Elderly and disabled Irma food aid applicants can do phone interviews with DCF
— Miami Herald, November 28, 2017
The Florida Department of Children and Families (DCF) received federal approval for seniors 60 and over and people with disabilities to interview over the phone for emergency food assistance. Individuals were able to do the interviews for Disaster SNAP (D-SNAP) on December 2 and 3. Multiple advocacy groups had brought a lawsuit against DCF, charging the agency with not providing proper accommodations for elderly and disabled people to sign up for benefits. Tens of thousands of applicants faced long lines beginning with the first round of distribution in October. DCF said they processed more than 1 million D-SNAP applications and administered benefits for more than 3 million Florida residents.
   

Seniors drawing food stamps at record levels in wake of downturn — Ventura County Star, November 25, 2017
The number of Ventura County, California, seniors over 60 receiving SNAP benefits has increased by two-thirds from 2013 to 2017. Financial need, made worse by the recent recession, and an outreach program by FOOD Share, the county’s regional food bank, are responsible for the increase. In addition, the SNAP application process has been made simpler for seniors.
   

Massachusetts tries to enroll more seniors in food stamps with new Holyoke-based unit — Masslive.com, November 24, 2017
Massachusetts will open a statewide senior assistance office, which will help seniors apply for SNAP benefits, and the state will step up its efforts to find seniors who are eligible for benefits but have not applied. “A lot of seniors in the commonwealth that are very low income, and are not in nursing homes, are eligible for and not getting SNAP,” said Pat Baker, senior policy analyst at the Massachusetts Law Reform Institute.
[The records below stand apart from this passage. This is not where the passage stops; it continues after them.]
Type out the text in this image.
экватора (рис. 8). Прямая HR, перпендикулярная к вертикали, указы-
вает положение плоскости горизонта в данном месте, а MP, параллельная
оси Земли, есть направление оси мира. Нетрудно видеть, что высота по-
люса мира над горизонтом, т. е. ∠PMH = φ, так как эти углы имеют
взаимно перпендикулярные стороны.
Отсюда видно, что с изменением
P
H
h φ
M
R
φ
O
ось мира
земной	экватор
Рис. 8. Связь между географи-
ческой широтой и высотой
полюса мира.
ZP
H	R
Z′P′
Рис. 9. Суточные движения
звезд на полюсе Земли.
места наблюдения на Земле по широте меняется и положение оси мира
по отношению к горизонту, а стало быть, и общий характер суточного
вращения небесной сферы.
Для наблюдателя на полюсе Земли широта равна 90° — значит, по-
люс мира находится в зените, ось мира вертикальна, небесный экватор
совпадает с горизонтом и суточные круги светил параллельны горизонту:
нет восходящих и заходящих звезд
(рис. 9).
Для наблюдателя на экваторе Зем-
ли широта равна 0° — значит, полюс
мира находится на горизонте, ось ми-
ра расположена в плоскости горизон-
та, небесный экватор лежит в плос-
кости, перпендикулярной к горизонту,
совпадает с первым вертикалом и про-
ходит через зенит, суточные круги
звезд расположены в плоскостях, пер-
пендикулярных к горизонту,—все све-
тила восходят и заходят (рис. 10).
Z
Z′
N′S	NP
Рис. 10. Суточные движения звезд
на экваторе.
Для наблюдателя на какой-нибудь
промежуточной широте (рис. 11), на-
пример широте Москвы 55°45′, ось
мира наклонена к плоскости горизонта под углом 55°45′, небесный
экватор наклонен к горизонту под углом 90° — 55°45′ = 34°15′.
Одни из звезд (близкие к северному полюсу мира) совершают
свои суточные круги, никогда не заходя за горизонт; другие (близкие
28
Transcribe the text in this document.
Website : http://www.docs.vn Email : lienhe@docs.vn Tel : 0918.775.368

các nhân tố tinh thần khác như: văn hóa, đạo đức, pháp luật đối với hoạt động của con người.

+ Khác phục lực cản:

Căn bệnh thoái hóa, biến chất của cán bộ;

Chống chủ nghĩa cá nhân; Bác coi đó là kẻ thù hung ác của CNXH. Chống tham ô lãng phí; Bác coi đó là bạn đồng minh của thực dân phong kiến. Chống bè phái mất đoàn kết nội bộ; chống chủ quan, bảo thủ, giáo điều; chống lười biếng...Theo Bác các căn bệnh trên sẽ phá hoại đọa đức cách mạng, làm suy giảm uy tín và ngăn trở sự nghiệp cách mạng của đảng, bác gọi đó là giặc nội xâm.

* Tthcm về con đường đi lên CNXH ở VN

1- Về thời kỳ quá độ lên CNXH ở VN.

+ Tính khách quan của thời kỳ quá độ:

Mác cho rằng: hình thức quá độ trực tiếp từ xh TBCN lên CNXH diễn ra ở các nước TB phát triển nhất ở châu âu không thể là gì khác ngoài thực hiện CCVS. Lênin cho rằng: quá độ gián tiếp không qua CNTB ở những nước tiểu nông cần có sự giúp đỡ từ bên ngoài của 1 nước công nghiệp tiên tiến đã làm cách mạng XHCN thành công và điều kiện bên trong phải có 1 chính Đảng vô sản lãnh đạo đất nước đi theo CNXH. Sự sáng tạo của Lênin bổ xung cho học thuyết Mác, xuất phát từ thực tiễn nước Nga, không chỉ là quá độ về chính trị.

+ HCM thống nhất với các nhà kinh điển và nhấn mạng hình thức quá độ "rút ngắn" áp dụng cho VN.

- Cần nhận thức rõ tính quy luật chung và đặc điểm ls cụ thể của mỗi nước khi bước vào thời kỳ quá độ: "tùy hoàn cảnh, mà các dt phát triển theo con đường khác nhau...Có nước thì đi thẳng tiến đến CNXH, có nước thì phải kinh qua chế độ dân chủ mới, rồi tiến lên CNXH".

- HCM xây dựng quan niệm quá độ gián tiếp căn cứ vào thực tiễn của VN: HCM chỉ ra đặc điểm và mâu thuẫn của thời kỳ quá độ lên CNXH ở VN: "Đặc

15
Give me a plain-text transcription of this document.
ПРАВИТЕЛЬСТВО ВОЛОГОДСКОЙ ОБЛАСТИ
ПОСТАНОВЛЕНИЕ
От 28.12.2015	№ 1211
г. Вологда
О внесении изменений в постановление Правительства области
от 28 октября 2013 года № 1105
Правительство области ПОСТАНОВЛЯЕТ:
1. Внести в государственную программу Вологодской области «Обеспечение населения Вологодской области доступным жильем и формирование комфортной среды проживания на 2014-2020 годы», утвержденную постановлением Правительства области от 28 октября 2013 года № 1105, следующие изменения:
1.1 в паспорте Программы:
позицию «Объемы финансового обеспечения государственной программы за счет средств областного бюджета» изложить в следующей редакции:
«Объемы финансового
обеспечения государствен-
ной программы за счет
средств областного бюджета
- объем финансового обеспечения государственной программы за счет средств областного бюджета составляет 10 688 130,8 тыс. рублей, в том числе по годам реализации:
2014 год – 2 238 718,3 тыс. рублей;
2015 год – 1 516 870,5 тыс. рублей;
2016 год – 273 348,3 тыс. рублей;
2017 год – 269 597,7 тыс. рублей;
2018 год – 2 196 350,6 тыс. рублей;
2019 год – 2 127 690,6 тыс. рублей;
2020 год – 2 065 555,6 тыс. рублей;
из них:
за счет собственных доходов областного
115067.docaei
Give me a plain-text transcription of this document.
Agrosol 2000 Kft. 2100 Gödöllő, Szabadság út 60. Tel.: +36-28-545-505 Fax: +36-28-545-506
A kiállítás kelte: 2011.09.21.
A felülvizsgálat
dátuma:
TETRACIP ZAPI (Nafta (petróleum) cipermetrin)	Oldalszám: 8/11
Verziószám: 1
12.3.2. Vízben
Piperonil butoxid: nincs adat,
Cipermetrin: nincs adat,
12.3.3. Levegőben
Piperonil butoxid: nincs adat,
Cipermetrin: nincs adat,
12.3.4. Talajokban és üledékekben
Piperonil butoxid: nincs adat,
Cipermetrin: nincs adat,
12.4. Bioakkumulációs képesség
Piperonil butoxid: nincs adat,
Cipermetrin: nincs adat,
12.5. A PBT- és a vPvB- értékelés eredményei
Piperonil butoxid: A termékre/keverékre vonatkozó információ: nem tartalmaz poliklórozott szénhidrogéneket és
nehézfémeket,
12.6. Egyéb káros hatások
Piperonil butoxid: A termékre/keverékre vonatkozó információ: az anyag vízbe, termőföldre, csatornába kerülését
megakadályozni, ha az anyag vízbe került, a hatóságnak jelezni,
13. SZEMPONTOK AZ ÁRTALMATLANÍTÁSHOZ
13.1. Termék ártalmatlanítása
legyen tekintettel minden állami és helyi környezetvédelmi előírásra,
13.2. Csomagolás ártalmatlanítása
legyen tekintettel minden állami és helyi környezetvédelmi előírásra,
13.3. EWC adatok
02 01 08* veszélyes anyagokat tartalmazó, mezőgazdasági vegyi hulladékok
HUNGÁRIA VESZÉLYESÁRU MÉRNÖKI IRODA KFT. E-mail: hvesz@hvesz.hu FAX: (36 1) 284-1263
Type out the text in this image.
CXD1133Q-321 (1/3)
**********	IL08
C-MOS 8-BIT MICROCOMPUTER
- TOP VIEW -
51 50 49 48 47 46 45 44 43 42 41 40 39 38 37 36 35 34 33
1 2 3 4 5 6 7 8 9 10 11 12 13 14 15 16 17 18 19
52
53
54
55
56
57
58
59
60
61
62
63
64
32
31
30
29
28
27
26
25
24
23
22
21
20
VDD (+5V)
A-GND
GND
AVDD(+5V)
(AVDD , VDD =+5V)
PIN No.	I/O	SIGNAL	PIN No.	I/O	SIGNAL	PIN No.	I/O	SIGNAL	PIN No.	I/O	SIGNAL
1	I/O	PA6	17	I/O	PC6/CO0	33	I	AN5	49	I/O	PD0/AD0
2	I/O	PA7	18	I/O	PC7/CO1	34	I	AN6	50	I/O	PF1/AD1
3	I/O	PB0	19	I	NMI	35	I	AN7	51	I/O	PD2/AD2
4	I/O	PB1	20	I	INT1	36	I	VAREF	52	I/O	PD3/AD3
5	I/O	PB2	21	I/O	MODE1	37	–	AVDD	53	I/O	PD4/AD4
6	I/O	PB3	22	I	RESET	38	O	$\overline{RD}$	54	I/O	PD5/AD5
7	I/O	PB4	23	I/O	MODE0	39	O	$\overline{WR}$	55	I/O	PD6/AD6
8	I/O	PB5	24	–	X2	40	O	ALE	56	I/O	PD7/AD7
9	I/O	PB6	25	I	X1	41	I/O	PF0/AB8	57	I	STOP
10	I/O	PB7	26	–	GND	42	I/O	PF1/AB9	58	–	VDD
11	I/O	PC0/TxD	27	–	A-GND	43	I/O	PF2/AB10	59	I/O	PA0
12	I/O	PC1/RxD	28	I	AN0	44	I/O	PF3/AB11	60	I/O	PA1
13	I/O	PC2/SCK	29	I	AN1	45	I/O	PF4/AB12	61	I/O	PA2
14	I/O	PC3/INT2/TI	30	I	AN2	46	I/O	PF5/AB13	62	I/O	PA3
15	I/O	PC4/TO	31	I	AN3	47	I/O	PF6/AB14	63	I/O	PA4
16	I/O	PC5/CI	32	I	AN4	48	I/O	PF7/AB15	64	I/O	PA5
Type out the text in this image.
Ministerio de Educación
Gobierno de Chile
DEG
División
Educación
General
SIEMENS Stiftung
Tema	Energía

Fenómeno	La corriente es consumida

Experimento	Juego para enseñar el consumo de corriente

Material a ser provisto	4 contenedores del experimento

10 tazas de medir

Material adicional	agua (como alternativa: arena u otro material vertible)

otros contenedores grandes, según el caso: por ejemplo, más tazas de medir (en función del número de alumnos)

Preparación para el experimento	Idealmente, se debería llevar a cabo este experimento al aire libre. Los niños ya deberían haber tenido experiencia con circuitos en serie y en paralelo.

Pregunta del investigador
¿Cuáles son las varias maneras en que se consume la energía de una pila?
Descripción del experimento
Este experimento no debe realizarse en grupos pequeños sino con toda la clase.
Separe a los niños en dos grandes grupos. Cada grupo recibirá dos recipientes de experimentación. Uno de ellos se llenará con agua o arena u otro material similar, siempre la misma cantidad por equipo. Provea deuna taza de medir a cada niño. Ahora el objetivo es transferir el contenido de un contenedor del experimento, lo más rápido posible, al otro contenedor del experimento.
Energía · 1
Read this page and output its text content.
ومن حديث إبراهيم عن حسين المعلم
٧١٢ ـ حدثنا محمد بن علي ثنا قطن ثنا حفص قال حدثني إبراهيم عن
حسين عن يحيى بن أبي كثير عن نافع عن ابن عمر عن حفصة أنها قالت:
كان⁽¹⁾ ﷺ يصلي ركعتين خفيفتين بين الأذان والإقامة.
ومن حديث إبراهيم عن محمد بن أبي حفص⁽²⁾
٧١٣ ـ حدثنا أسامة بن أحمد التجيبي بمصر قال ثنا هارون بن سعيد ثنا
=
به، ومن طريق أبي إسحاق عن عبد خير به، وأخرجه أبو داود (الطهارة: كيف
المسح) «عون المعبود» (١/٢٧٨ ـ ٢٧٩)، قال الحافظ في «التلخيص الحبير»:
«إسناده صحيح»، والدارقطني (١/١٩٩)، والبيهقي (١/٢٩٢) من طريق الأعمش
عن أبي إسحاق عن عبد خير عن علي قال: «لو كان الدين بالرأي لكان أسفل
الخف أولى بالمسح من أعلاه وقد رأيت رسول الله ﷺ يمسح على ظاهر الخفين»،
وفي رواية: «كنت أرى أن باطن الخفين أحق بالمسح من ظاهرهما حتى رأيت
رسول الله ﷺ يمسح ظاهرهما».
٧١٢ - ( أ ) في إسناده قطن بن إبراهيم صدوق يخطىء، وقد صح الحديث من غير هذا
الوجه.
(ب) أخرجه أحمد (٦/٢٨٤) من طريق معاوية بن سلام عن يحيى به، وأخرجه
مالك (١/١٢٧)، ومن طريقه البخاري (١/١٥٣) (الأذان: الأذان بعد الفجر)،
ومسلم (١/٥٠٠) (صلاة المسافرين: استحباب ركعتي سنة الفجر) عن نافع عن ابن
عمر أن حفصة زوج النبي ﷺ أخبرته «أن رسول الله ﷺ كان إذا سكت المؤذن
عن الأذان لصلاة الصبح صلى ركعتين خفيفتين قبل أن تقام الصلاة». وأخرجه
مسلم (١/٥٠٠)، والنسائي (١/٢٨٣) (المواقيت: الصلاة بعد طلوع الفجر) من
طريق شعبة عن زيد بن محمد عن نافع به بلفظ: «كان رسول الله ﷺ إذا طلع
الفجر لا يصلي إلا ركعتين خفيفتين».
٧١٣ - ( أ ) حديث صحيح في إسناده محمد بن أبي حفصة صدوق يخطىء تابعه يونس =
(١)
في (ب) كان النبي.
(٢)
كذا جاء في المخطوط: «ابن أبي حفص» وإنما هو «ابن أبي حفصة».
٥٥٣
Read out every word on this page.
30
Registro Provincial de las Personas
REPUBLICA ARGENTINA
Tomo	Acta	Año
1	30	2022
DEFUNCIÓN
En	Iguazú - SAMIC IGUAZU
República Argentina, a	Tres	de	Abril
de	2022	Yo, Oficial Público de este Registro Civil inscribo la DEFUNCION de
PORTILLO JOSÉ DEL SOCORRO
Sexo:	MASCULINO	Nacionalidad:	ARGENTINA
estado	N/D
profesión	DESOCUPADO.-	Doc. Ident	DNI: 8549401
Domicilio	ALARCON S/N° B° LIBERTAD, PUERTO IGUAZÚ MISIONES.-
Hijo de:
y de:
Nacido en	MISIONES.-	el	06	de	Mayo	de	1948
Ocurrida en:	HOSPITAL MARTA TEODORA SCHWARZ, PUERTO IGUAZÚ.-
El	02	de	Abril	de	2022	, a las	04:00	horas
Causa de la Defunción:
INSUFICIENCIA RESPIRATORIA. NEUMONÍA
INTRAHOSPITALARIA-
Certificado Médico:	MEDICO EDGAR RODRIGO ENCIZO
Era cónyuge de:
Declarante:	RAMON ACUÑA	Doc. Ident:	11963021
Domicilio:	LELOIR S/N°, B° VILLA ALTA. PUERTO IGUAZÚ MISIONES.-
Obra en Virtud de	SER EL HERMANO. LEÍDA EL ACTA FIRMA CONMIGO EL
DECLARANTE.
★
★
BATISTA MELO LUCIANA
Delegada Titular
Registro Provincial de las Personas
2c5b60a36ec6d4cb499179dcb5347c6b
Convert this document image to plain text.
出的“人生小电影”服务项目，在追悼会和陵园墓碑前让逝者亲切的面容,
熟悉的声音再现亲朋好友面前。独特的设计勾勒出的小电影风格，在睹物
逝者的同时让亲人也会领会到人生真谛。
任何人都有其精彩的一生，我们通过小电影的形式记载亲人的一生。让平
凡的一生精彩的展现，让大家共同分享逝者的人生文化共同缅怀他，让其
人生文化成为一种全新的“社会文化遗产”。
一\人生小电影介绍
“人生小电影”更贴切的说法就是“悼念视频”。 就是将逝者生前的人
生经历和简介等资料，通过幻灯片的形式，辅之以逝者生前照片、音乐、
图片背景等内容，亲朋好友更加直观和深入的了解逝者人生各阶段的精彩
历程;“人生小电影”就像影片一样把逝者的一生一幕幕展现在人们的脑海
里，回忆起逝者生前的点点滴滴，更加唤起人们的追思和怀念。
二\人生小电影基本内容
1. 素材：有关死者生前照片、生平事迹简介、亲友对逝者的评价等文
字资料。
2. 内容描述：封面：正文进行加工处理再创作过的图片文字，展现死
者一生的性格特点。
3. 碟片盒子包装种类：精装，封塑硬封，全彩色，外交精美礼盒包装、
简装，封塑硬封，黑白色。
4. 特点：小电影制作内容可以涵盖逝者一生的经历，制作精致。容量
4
The organization found that 106,000 seniors over the age of 60 are likely eligible but are not receiving SNAP.

   

School Meals

San Antonio Districts Top List of Texas Schools Preventing Hunger
— Texas Public Radio, November 27, 2017
The Texas organization Children at Risk reports that the San Antonio school district ranks high in the state for student participation in school meal  programs. Schools with higher breakfast participation rates offer breakfast in the classroom or “grab-and-go” breakfast. Even when free breakfast for all students is served in the cafeteria, “you still have a lot of kids who don’t want to go down to the cafeteria and say that they are poor kids,” said Bob Sanborn, president and CEO of Children at Risk.
   

Stewartsville overturns lunch policy — Post Bulletin, November 27, 2017
The Stewartville School Board in Minnesota voted to provide school lunch to a student unable to pay, reversing a recent policy that allowed lunches to be taken away from students when their meal accounts had a negative balance. The new policy also keeps account balance discussions between district administration and parents. "We'd work with the family first," said superintendent Belinda Selfors, and families would receive assistance in applying for free or reduced-price school meals or setting up a meal payment plan.
   

Lawmakers Get Firsthand Look At School Breakfast Program — Patch.com,
Mass. State Sen. Joan Lovely (D–Salem), State Rep. Paul Tucker (D–Salem), and Rep. Thomas Walsh (D–Peabody) recently visited Carlton Innovation School to observe its school breakfast program, in preparation for voting on a bill that would require all high-poverty Massachusetts schools to serve breakfast in the classroom. The Greater Boston Food Bank and Project Bread assisted in outlining the breakfast program for the lawmakers. Rise and Shine Massachusetts, a coalition of food banks supporting the legislation, reports that 150,000 students in the state are eligible for free breakfast but do not participate because the meal is served before school starts. Breakfast participation has increased significantly due to similar legislation in other states.

   

College Student Hunger

Many college students going hungry, need donated food groceries and food stamps
— San Francisco Chronicle, November 23, 2017
According to the Alameda County Community Food Bank, more than 500 University of California (UC) students applied for SNAP since January, an increase from 111 in 2016 and 41 in 2015. The food bank assists students with applying for benefits. This service was offered once a month in the past; now staff show up once a week to help students apply.
   

KU Fights Hunger forms new committee to raise awareness about food insecurity — Kansan.com, November 29, 2017
Kansas University Fights Hunger has launched an initiative to train University faculty on SNAP to raise awareness about the program and help eligible students apply for benefits. A study by the KU Center for Community Outreach found that 54 percent of 6,000 undergraduate students surveyed responded they were food insecure. The study also found that many students did not realize they were food insecure — they thought they would need to be homeless or obtain food through "dumpster diving," and other similar ways, to be considered food insecure.

   

Volunteering

Want To Volunteer On Thanksgiving? You May Want To Wait For The Summer Instead
— International Business Times, November 22, 2017
The number of people offering to volunteer at food banks and soup kitchens increases during the winter holidays, and organizations find they must turn volunteers away. “One way to look at it is it’s not there’s too much attention in November and December – there’s just too little attention the rest of the year,” said Jim Weill, president of the Food Research & Action Center. “Hunger in the U.S. doesn’t peak around the holidays. It peaks in the summer when kids aren’t in school receiving school lunches and school breakfast.” Weill said food insecurity remains a serious year-round problem, “[a]nd we need serious year-round solutions to solve it.”